Adam Penenberg takes the US Federal Trade Commission to task for not doing more to prevent clickfraud in his Wired commentary, Click Fraud Threatens Web
. It's not clear whether the FTC has actually had many complaints about this. The agency itself does comment in the article that it is more concerned with actions that directly impact consumers, rather than advertisers.
Clickfraud exists, no doubt about that. We've had panels discussing it at our SES shows since
August 2002 and even started a dedicated session on the topic last year. Interest in that session has been growing. Here's a write-up of the most recent one held last August: Auditing Paid Listings & Click-fraud Issues
The major search engines already do things internally to combat clickfraud. However, they could likely do more. A good start might be to actually participate in panels discussing the issue.
I've invited both Overture and Google each time we do one, and they always decline. Reason? They don't feel they can discuss the issue without giving away stuff that might help fraudsters. In reality, there's a lot they can and should say on the subject to better help advertisers protect themselves.
Heck, Overture provides some of this information on its site already: Advertiser Security
. So does Google: AdWords click quality
. Interestingly, neither make use of the word "fraud" in relation to clickfraud activity, preferring the more euphemistic "invalid click," as far as I can tell.

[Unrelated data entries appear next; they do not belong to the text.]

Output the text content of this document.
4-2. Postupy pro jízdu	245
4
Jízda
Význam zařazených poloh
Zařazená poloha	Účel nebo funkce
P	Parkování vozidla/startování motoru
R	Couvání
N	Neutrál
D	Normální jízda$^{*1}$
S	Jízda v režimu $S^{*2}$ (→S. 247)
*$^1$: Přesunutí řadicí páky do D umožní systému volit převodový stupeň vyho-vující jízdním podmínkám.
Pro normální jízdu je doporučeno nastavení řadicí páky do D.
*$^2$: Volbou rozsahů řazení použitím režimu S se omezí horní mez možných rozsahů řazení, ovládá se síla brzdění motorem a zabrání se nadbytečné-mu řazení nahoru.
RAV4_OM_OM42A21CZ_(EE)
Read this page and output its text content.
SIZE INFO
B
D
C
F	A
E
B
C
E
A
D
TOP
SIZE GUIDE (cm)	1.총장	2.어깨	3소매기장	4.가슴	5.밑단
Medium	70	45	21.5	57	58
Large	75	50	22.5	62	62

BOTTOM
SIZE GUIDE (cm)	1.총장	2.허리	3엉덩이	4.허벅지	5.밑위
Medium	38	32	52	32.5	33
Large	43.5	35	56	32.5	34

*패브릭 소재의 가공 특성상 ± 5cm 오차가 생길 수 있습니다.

Penenberg's article makes mention of a recent report suggesting that 50 percent of paid clicks might be fraudulent. MediaPost has a write-up from last month about this: Pay-Per-Trick: Half Of All Ad Clicks Deemed Fraud
It's a scary stat, but that's also for certain industry categories, which remain unnamed by the source of the data, Clicklab. That firm also specializes in clickfraud detection, so it's obviously in its interest for the stats to sound as scary as possible. But despite those qualifiers, as said above, there's no doubt clickfraud happens.
This issue is one that will only grow, as more money is spent on search and contextual advertising. If the FTC doesn't step in, if the search engines are unable to police better, rest assured the advertisers themselves will take action. Indeed, a rumor that I and others have heard over the past few months is that one or more advertisers may be considering filing a lawsuit against the search companies for failure to do more to stop clickfraud.
Another good article on this topic came out from News.com in July: Exposing click fraud
. Also in July, SearchDay ran Advertising & Click Fraud
by Jessie Stricchiola, who's spoken on the topic at our SES shows since 2002. Jessie also provides further tips on her own site: Click Fraud - An Overview
Finally, complete your reading list with India's secret army of online ad 'clickers'
. This article that came out in May is probably most responsible for raising new awareness of this preexisting problem.